Trump yönetiminin tavrı ne olacak?
Türkiye aynı zamanda Astana görüşmelerinde ABD’yi de masada bir şekilde görmek istiyor, ki böylece olası bir çözümün ABD tarafından boykot edilme ihtimali de bertaraf edilmiş olsun. Yine, aynı şekilde Türkiye ve aynı zamanda Rusya için ABD’nin 20 Ocak’ta göreve başlayan yeni Başkanı Trump’ın da en kısa sürede Suriye meselesine angaje olması oldukça önemli. Keza iki devlet de Suriye’de şu anda gelinen noktanın geçmiş dönemlerdeki Cenevre görüşmeleri ve sonrasında imzalanan ateşkeslerle mukayese edildiğinde daha ileri ve çözüme yakın bir noktada olduğunun farkında. Dolayısıyla, bu kazanımın somut ve kalıcı bir boyut elde edebilmesi, aynı zamanda ABD’nin de barış sürecinde masada olmasına ve Suriye meselesinde gerçek anlamda elini taşın altına koymasına bağlı.
Açıkçası, gerek Ankara gerekse Moskova için yeni Başkan Trump’ın Suriye meselesiyle birlikte Ortadoğu’ya hızlı ve etkili bir giriş yapmasının, kısa vadede istenen ve özlenen bir durum olduğunu tespit etmek mümkün. Her iki devletin de Astana görüşmelerinde ABD’yi görme ısrarı, esasında artık yolun sonuna gelindiğini, çözümden başka bir alternatifin olmadığını ve de bundan dolayı işi şansa bırakmak istemediklerini göstermek açısından önemli bir duruş.
Türkiye’nin Ortadoğu’da 'sorumlu aktör' rolü ve ötesi
İşte bu noktada Türkiye’nin bundan sonraki dönemde Ortadoğu’da oynayacağı yeni rolün de esasen Suriye’den geçtiğini söylemek mümkün. Hatırlanacağı gibi Arap Baharı’nın ilk başladığı dönemde, Türkiye’nin bu yeni ‘değişim’ sürecinde olumlu bir rol üstleneceğine dair gerek Ortadoğu gerek uluslararası kamuoyunda yaygın bir görüş mevcuttu. 11 Eylül’den sonra özellikle Batı medyasının dolaşıma soktuğu ve de devamında tekrar rafa kaldırılan 'Türk modeli' tartışmalarının, Arap Baharı’nın ilk iki yılında uluslararası kamuoyunda tozlu raflardan çıkarılarak tekrar ateşlendiğinin altını çizmek lazım.
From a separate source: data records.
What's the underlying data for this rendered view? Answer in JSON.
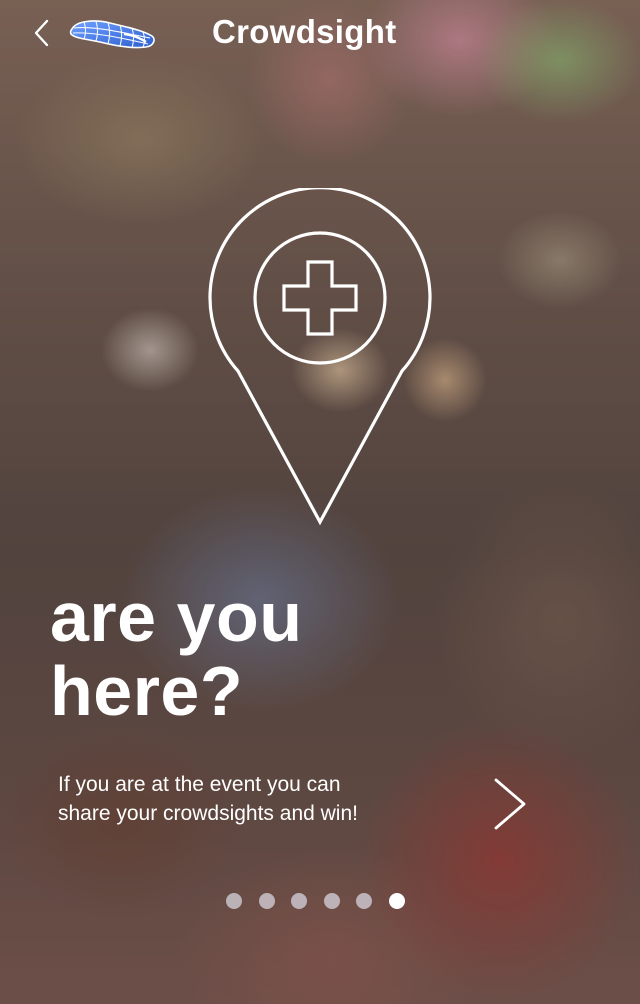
{
  "header": {
    "title": "Crowdsight",
    "back_icon": "chevron-left-icon",
    "logo_icon": "crowdsight-logo-icon"
  },
  "hero": {
    "icon": "map-pin-plus-icon",
    "headline_line1": "are you",
    "headline_line2": "here?",
    "description_line1": "If you are at the event you can",
    "description_line2": "share your crowdsights and win!"
  },
  "navigation": {
    "next_icon": "chevron-right-icon"
  },
  "pagination": {
    "total_pages": 6,
    "current_page": 6
  },
  "colors": {
    "text": "#ffffff",
    "logo_blue": "#3a6fd8",
    "dot_inactive": "#d7d4de",
    "dot_active": "#ffffff"
  }
}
Yine aynı şekilde Ankara’nın bu yeni süreçte kendisine çizilen yeni rol konseptini ihtiyatlı bir şekilde karşıladığını ve de Türk modeli yerine daha çok ‘ilham verici aktör’ rolünü benimseme yöneliminde olduğunu anımsatmak gerekiyor. Her şekilde Türk modeli tartışmalarının Türkiye’nin dış politikasının dışarıda ve içeride olumlu bir şekilde algılanmasına önemli katkı yaptığını söylemek mümkün.
Bütün bunlardan hareketle, bölgesinin içinden geçmiş olduğu önemli dönemeçlerde uluslararası kamuoyunun Türkiye’ye yeni roller biçme eğiliminde olduğu dikkate alınırsa, gerek Halep sonrası Suriye resminde gerekse de Trump sonrası Ortadoğu ölçeğinde Türkiye’den beklentilerin artacağını söylemek mümkün.
Bu yeni dönemde, Türkiye’nin ‘sorumlu aktör’ rolünü en etkili şekilde yerine getirmesi ve adeta ‘gündem belirleyici’ rolü oynaması, Türk dış politikasının hem bölgesinde hem de küresel düzlemde güç kazanmasına katkı sağlayacaktır. Alternatifler üreten, değişime açık ve bölgesel ve küresel gelişmelere adapte olma kapasitesi yüksek pragmatik bir dış politikanın Türkiye’nin etki alanını genişleteceğini ve özellikle de uluslararası terörizmle olan mücadelesine olumlu bir zemin hazırlayacağını söylemek yanlış olmaz. Türkiye’nin bu yeni sorumlu aktör rolünün en az bölgesel etkileri kadar olumlu küresel etkileri olacağını da vurgulamak gerekiyor.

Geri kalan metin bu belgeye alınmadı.